At the end of this year in which election results reinserted immigration into the political conversation, remember that 2012 is the 150th anniversary of “the first comprehensive immigration law.” This is how the Homestead Act of 1862 is described by Blake Bell, historian at the Homestead National Monument of America near Beatrice, Neb., one of the National Park Service’s many educational jewels that make the NPS one of just two government institutions (the other is the U.S. Marine Band) that should be exempt from any budget cuts, for all eternity.
In 1862, the grim year of Shiloh and Fredericksburg, Congress would have been forgiven for concentrating only on preventing national dismemberment. Instead, while defiantly continuing construction of the Capitol dome, Congress continued nation-building.
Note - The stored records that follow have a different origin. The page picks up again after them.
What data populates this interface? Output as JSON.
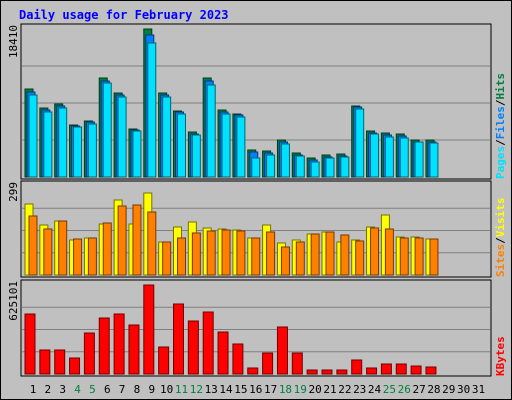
{
  "chart_data": {
    "type": "bar",
    "title": "Daily usage for February 2023",
    "colors": {
      "hits": "#008040",
      "files": "#0080ff",
      "pages": "#00e0ff",
      "visits": "#ffff00",
      "sites": "#ff8000",
      "kbytes": "#ff0000",
      "weekend_day": "#008040",
      "weekday_day": "#000000",
      "background": "#c0c0c0",
      "title": "#0000ff",
      "separator": "#000000"
    },
    "days": [
      {
        "label": "1",
        "weekend": false
      },
      {
        "label": "2",
        "weekend": false
      },
      {
        "label": "3",
        "weekend": false
      },
      {
        "label": "4",
        "weekend": true
      },
      {
        "label": "5",
        "weekend": true
      },
      {
        "label": "6",
        "weekend": false
      },
      {
        "label": "7",
        "weekend": false
      },
      {
        "label": "8",
        "weekend": false
      },
      {
        "label": "9",
        "weekend": false
      },
      {
        "label": "10",
        "weekend": false
      },
      {
        "label": "11",
        "weekend": true
      },
      {
        "label": "12",
        "weekend": true
      },
      {
        "label": "13",
        "weekend": false
      },
      {
        "label": "14",
        "weekend": false
      },
      {
        "label": "15",
        "weekend": false
      },
      {
        "label": "16",
        "weekend": false
      },
      {
        "label": "17",
        "weekend": false
      },
      {
        "label": "18",
        "weekend": true
      },
      {
        "label": "19",
        "weekend": true
      },
      {
        "label": "20",
        "weekend": false
      },
      {
        "label": "21",
        "weekend": false
      },
      {
        "label": "22",
        "weekend": false
      },
      {
        "label": "23",
        "weekend": false
      },
      {
        "label": "24",
        "weekend": false
      },
      {
        "label": "25",
        "weekend": true
      },
      {
        "label": "26",
        "weekend": true
      },
      {
        "label": "27",
        "weekend": false
      },
      {
        "label": "28",
        "weekend": false
      },
      {
        "label": "29",
        "weekend": false
      },
      {
        "label": "30",
        "weekend": false
      },
      {
        "label": "31",
        "weekend": false
      }
    ],
    "panels": [
      {
        "id": "hits",
        "max_label": "18410",
        "ylim": [
          0,
          18410
        ],
        "legend": [
          {
            "text": "Pages",
            "color": "#00e0ff"
          },
          {
            "text": "/",
            "color": "#000000"
          },
          {
            "text": "Files",
            "color": "#0080ff"
          },
          {
            "text": "/",
            "color": "#000000"
          },
          {
            "text": "Hits",
            "color": "#008040"
          }
        ],
        "series": [
          {
            "name": "Hits",
            "color": "#008040",
            "values": [
              10920,
              8550,
              9070,
              6520,
              6980,
              12290,
              10470,
              6000,
              18410,
              10480,
              8250,
              5640,
              12300,
              8300,
              7880,
              3340,
              3230,
              4550,
              3010,
              2380,
              2780,
              2870,
              8870,
              5730,
              5470,
              5320,
              4640,
              4550,
              0,
              0,
              0
            ]
          },
          {
            "name": "Files",
            "color": "#0080ff",
            "values": [
              10520,
              8320,
              8840,
              6320,
              6780,
              11930,
              10240,
              5850,
              17690,
              10240,
              8040,
              5410,
              11930,
              8060,
              7660,
              3080,
              2980,
              4330,
              2790,
              2100,
              2550,
              2660,
              8650,
              5520,
              5250,
              5090,
              4410,
              4330,
              0,
              0,
              0
            ]
          },
          {
            "name": "Pages",
            "color": "#00e0ff",
            "values": [
              10250,
              8100,
              8640,
              6160,
              6630,
              11650,
              10010,
              5690,
              16690,
              10010,
              7850,
              5250,
              11460,
              7820,
              7430,
              2420,
              2760,
              4110,
              2610,
              1880,
              2410,
              2550,
              8420,
              5300,
              5030,
              4870,
              4300,
              4190,
              0,
              0,
              0
            ]
          }
        ]
      },
      {
        "id": "visits",
        "max_label": "299",
        "ylim": [
          0,
          299
        ],
        "legend": [
          {
            "text": "Sites",
            "color": "#ff8000"
          },
          {
            "text": "/",
            "color": "#000000"
          },
          {
            "text": "Visits",
            "color": "#ffff00"
          }
        ],
        "series": [
          {
            "name": "Visits",
            "color": "#ffff00",
            "values": [
              238,
              167,
              180,
              116,
              124,
              171,
              251,
              172,
              276,
              112,
              160,
              177,
              159,
              154,
              150,
              124,
              167,
              106,
              117,
              138,
              145,
              112,
              116,
              162,
              200,
              129,
              129,
              122,
              0,
              0,
              0
            ]
          },
          {
            "name": "Sites",
            "color": "#ff8000",
            "values": [
              197,
              153,
              180,
              122,
              125,
              175,
              233,
              236,
              210,
              112,
              124,
              142,
              148,
              151,
              149,
              123,
              144,
              95,
              111,
              138,
              144,
              135,
              115,
              157,
              153,
              124,
              123,
              122,
              0,
              0,
              0
            ]
          }
        ]
      },
      {
        "id": "kbytes",
        "max_label": "625101",
        "ylim": [
          0,
          625101
        ],
        "legend": [
          {
            "text": "KBytes",
            "color": "#ff0000"
          }
        ],
        "series": [
          {
            "name": "KBytes",
            "color": "#ff0000",
            "values": [
              422000,
              167000,
              170000,
              110000,
              285000,
              396000,
              424000,
              347000,
              625101,
              190000,
              489000,
              369000,
              432000,
              293000,
              214000,
              39000,
              149000,
              330000,
              148000,
              28000,
              28000,
              30000,
              96000,
              44000,
              73000,
              71000,
              57000,
              50000,
              0,
              0,
              0
            ]
          }
        ]
      }
    ]
  }
}
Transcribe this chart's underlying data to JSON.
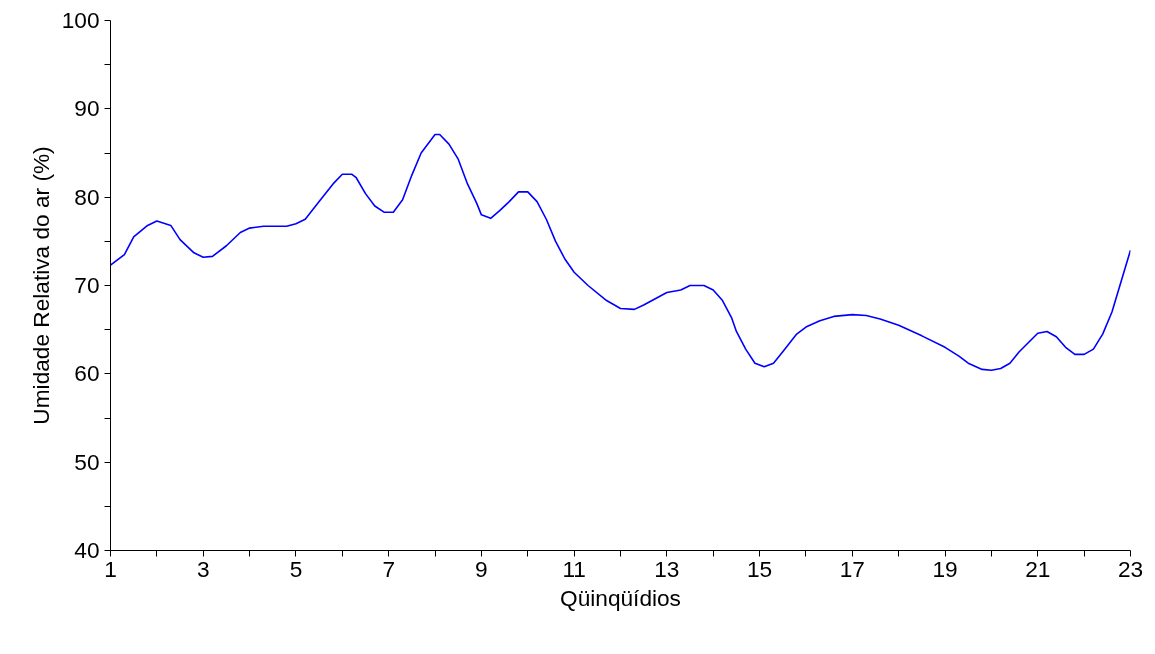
{
  "chart_data": {
    "type": "line",
    "xlabel": "Qüinqüídios",
    "ylabel": "Umidade Relativa do ar (%)",
    "xlim": [
      1,
      23
    ],
    "ylim": [
      40,
      100
    ],
    "xticks": [
      1,
      {
        "value": 2,
        "label": null
      },
      3,
      {
        "value": 4,
        "label": null
      },
      5,
      {
        "value": 6,
        "label": null
      },
      7,
      {
        "value": 8,
        "label": null
      },
      9,
      {
        "value": 10,
        "label": null
      },
      11,
      {
        "value": 12,
        "label": null
      },
      13,
      {
        "value": 14,
        "label": null
      },
      15,
      {
        "value": 16,
        "label": null
      },
      17,
      {
        "value": 18,
        "label": null
      },
      19,
      {
        "value": 20,
        "label": null
      },
      21,
      {
        "value": 22,
        "label": null
      },
      23
    ],
    "yticks": [
      40,
      {
        "value": 45,
        "label": null
      },
      50,
      {
        "value": 55,
        "label": null
      },
      60,
      {
        "value": 65,
        "label": null
      },
      70,
      {
        "value": 75,
        "label": null
      },
      80,
      {
        "value": 85,
        "label": null
      },
      90,
      {
        "value": 95,
        "label": null
      },
      100
    ],
    "grid": false,
    "marker": "none",
    "line_style": "solid",
    "series": [
      {
        "color": "#0000ff",
        "x": [
          1,
          1.3,
          1.5,
          1.8,
          2,
          2.3,
          2.5,
          2.8,
          3,
          3.2,
          3.5,
          3.8,
          4,
          4.3,
          4.8,
          5,
          5.2,
          5.5,
          5.8,
          6,
          6.2,
          6.3,
          6.5,
          6.7,
          6.9,
          7.1,
          7.3,
          7.5,
          7.7,
          8,
          8.1,
          8.3,
          8.5,
          8.7,
          8.9,
          9,
          9.2,
          9.4,
          9.6,
          9.8,
          10,
          10.2,
          10.4,
          10.6,
          10.8,
          11,
          11.3,
          11.7,
          12,
          12.3,
          12.5,
          13,
          13.3,
          13.5,
          13.8,
          14,
          14.2,
          14.4,
          14.5,
          14.7,
          14.9,
          15.1,
          15.3,
          15.5,
          15.8,
          16,
          16.3,
          16.6,
          17,
          17.3,
          17.6,
          18,
          18.5,
          19,
          19.3,
          19.5,
          19.8,
          20,
          20.2,
          20.4,
          20.6,
          21,
          21.2,
          21.4,
          21.6,
          21.8,
          22,
          22.2,
          22.4,
          22.6,
          23
        ],
        "values": [
          72.3,
          73.5,
          75.5,
          76.8,
          77.3,
          76.8,
          75.2,
          73.7,
          73.2,
          73.3,
          74.5,
          76,
          76.5,
          76.7,
          76.7,
          77,
          77.5,
          79.5,
          81.5,
          82.6,
          82.6,
          82.2,
          80.4,
          79,
          78.3,
          78.3,
          79.7,
          82.5,
          85,
          87.1,
          87.1,
          86,
          84.3,
          81.5,
          79.3,
          78,
          77.6,
          78.5,
          79.5,
          80.6,
          80.6,
          79.5,
          77.5,
          75,
          73,
          71.5,
          70,
          68.3,
          67.4,
          67.3,
          67.8,
          69.2,
          69.5,
          70,
          70,
          69.5,
          68.3,
          66.3,
          64.8,
          62.8,
          61.2,
          60.8,
          61.2,
          62.5,
          64.5,
          65.3,
          66,
          66.5,
          66.7,
          66.6,
          66.2,
          65.5,
          64.3,
          63,
          62,
          61.2,
          60.5,
          60.4,
          60.6,
          61.2,
          62.5,
          64.6,
          64.8,
          64.2,
          63,
          62.2,
          62.2,
          62.8,
          64.5,
          67,
          74
        ]
      }
    ]
  }
}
It passed the Pacific Railway Act to provide for the movement of people and goods to and from the new lands in the West, the Morrill Act to build land-grant colleges emphasizing agriculture, and, most important, the Homestead Act, whose provisions were as simple as the problem it addressed was stark.
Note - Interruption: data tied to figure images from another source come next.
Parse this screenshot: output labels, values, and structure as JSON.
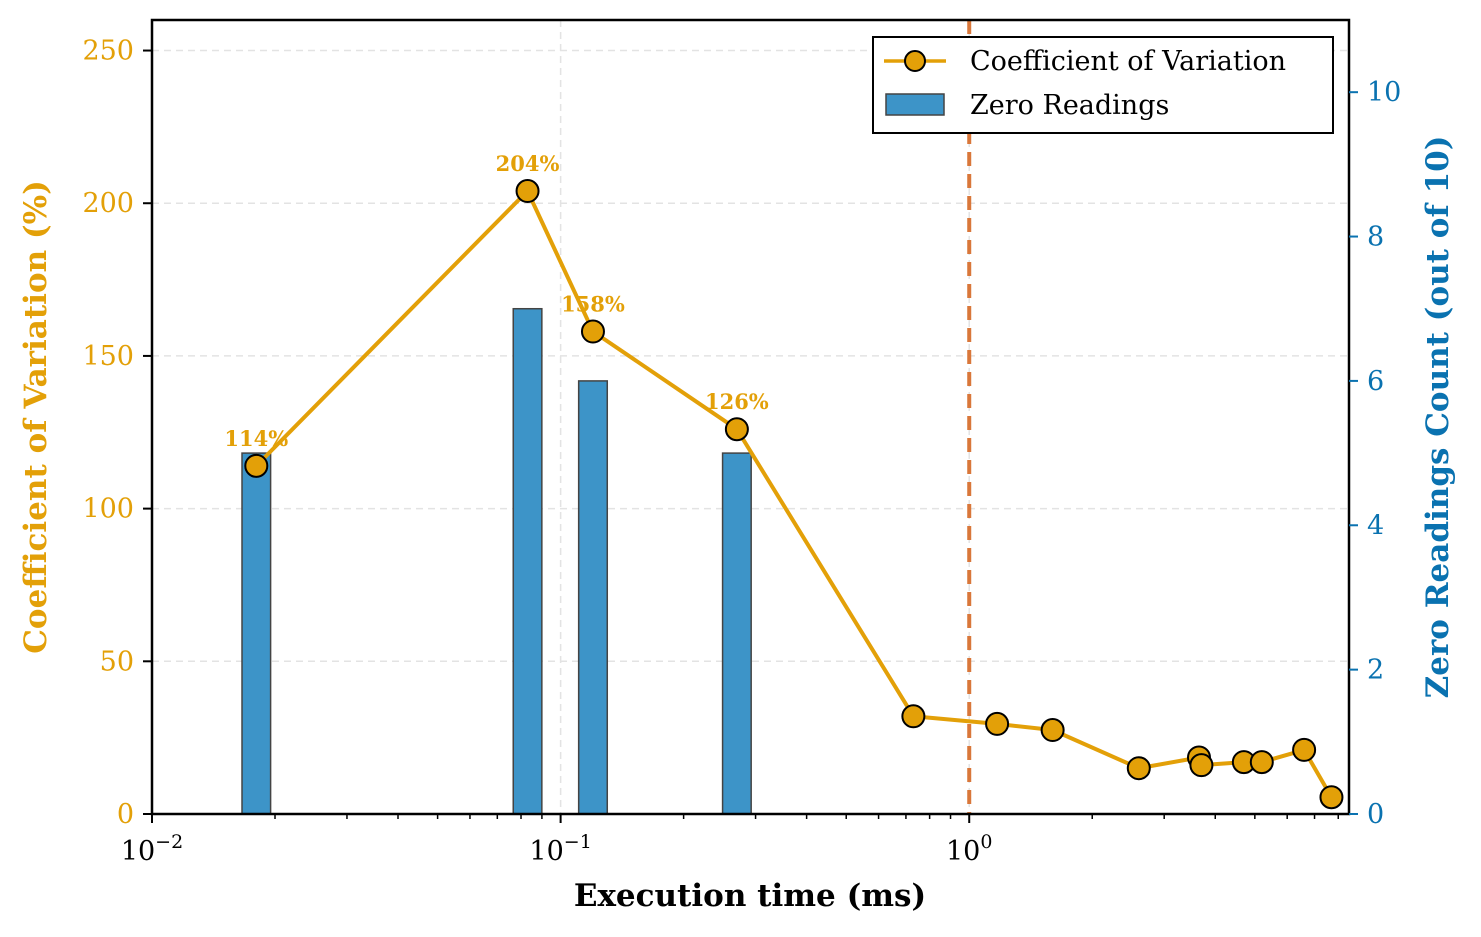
{
  "chart_data": {
    "type": "line+bar",
    "xlabel": "Execution time (ms)",
    "ylabel_left": "Coefficient of Variation (%)",
    "ylabel_right": "Zero Readings Count (out of 10)",
    "x_scale": "log",
    "xlim": [
      0.01,
      8.5
    ],
    "ylim_left": [
      0,
      260
    ],
    "ylim_right": [
      0,
      11
    ],
    "x_ticks": [
      {
        "value": 0.01,
        "base": "10",
        "exp": "−2"
      },
      {
        "value": 0.1,
        "base": "10",
        "exp": "−1"
      },
      {
        "value": 1,
        "base": "10",
        "exp": "0"
      }
    ],
    "y_ticks_left": [
      0,
      50,
      100,
      150,
      200,
      250
    ],
    "y_ticks_right": [
      0,
      2,
      4,
      6,
      8,
      10
    ],
    "grid": true,
    "legend_position": "top-right",
    "threshold_line": {
      "x": 1,
      "color": "#d9773a",
      "style": "dashed"
    },
    "colors": {
      "cv": "#e3a008",
      "bars": "#3d94c8",
      "right_axis": "#0a72b0"
    },
    "series": [
      {
        "name": "Coefficient of Variation",
        "kind": "line",
        "axis": "left",
        "points": [
          {
            "x": 0.018,
            "y": 114,
            "label": "114%"
          },
          {
            "x": 0.083,
            "y": 204,
            "label": "204%"
          },
          {
            "x": 0.12,
            "y": 158,
            "label": "158%"
          },
          {
            "x": 0.27,
            "y": 126,
            "label": "126%"
          },
          {
            "x": 0.73,
            "y": 32
          },
          {
            "x": 1.17,
            "y": 29.5
          },
          {
            "x": 1.6,
            "y": 27.5
          },
          {
            "x": 2.6,
            "y": 15
          },
          {
            "x": 3.65,
            "y": 18.5
          },
          {
            "x": 3.7,
            "y": 16
          },
          {
            "x": 4.7,
            "y": 17
          },
          {
            "x": 5.2,
            "y": 17
          },
          {
            "x": 6.6,
            "y": 21
          },
          {
            "x": 7.7,
            "y": 5.5
          }
        ]
      },
      {
        "name": "Zero Readings",
        "kind": "bar",
        "axis": "right",
        "points": [
          {
            "x": 0.018,
            "y": 5
          },
          {
            "x": 0.083,
            "y": 7
          },
          {
            "x": 0.12,
            "y": 6
          },
          {
            "x": 0.27,
            "y": 5
          }
        ]
      }
    ]
  }
}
What today is called the Great Plains was at that time identified on maps as the Great American Desert. Under the act, $18 in fees entitled homesteaders to farm 160 acres to which they would acquire title for no further cost after five years. Or after six months, if they paid $1.25 an acre. (Union soldiers could deduct their time in uniform from the residency requirement.) The act was intended to attract immigrants from abroad — immigrants who would put down roots. For this purpose it provided all requirements for citizenship.